High-Rise is an analysis of complete social collapse within a self-contained and advanced luxury apartment complex. The strata of floors separate the tenets into three classes, yet all are wealthy enough to afford an apartment in the first place. The novel splits it's time between three different perspectives, one for each class. High-Rise begins with the last apartment being filled, as nearly everybody in the building is partying. Already there is friction between individuals, but it's minor, hardly something out of the ordinary in everyday life. The intensity of this friction ramps up over the chapters, as it seems to the characters that everybody is just waiting for an excuse, waiting for a mistake, to unleash their pent up id.

Ballard paints the scene of the tower so vividly; the slowly crumbling infrastructure and services that incite stress, and then the subsequent piles of refuse in the hallways, ubiquitous crass graffiti on the walls, makeshift furniture blockades in stairwells, entire floors completely devoid of electricity and running water. The tenets can leave the ever growing hellhole, but they begin to choose not to, choosing instead to wallow in their own filth and decay. I can picture it clearly because Ballard spends so much time detailing it. Yet I also think that he repeats the same examples a bit too frequently. I wish that he had been less reliant on the same motifs over and over again, even though those motifs are well drawn. It's also a disturbingly gruesome book that has scenes that left me revolted.

The tension and pacing is stunning. The escalation of violence is perfectly slow, to the point that you can't quite tell which event was the defining line between an outlier, and something that started the collapse. Ballard has excellent endings to chapters that are memorable moments looking back and were thrilling increases in tension that left me dying to read on.
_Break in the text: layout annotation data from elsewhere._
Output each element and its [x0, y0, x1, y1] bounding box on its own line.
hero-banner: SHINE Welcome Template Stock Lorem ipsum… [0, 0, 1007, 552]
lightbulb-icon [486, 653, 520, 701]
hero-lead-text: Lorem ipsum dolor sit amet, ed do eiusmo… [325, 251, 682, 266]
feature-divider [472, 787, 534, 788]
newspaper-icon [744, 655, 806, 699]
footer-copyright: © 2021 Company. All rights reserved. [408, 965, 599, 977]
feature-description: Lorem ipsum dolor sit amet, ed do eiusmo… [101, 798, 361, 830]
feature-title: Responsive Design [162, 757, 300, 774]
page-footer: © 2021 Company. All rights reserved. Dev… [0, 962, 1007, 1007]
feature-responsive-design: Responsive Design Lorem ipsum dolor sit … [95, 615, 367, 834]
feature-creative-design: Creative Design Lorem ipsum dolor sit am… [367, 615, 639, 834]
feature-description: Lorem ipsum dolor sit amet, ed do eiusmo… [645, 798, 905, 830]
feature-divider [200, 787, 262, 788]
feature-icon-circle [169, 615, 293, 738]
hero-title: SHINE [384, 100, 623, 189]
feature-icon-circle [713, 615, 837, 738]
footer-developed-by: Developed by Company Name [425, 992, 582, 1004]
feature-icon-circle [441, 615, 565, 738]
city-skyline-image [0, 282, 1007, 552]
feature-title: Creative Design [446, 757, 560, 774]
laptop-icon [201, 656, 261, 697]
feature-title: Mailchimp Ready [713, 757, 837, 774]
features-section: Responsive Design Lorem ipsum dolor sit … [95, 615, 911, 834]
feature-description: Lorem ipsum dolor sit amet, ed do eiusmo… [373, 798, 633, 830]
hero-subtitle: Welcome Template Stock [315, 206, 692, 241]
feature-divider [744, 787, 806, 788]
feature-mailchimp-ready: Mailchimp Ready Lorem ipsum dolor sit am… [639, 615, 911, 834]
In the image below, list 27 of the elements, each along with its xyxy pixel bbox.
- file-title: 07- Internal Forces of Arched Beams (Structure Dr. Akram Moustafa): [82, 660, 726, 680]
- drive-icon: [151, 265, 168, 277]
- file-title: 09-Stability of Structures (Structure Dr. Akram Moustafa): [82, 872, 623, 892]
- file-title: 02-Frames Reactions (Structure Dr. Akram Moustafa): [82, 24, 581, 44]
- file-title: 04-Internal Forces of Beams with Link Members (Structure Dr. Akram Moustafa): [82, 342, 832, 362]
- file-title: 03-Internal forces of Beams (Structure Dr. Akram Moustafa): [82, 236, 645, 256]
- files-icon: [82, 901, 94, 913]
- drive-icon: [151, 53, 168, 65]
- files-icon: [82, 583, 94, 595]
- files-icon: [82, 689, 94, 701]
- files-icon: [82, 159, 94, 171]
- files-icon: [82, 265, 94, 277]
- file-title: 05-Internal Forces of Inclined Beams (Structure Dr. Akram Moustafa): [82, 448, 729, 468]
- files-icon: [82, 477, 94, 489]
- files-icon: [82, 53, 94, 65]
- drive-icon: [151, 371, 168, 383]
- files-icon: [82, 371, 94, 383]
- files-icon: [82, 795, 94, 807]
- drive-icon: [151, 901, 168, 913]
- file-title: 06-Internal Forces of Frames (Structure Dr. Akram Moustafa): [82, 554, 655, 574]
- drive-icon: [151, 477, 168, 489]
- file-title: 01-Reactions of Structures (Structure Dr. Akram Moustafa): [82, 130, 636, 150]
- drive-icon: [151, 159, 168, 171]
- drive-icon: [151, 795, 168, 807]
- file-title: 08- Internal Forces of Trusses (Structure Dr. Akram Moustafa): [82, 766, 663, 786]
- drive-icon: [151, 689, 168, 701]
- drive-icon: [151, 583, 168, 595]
The prose is similarly strong, making for something that is both extremely readable without lacking style or depth.

The pacing is good in spite of Ballard's proclivity to lengthy bouts of metaphor and symbolism. Everything in High-Rise is seemingly a metaphor. Of course the book deals with social class and status, but it goes much deeper than that. The role of the structure that supports hierarchy in the oppression of lower classes, the ability to control our base instincts, tribalism, consumerism, and masochism to name a few. What Ballard really nailed was the quietly simmering violent tension that sometimes grows when there's an erosion of any sense of commons between people. That feeling of waiting for something to happen, something that you know will happen, and preparing yourself for it.

High-Rise is extremely memorable in a gnawing way that I see sticking in bits of my mind for a long time. One thing I can see is that it's certainly not for everyone. It's an acquired taste for sure, but I happen to like it a lot.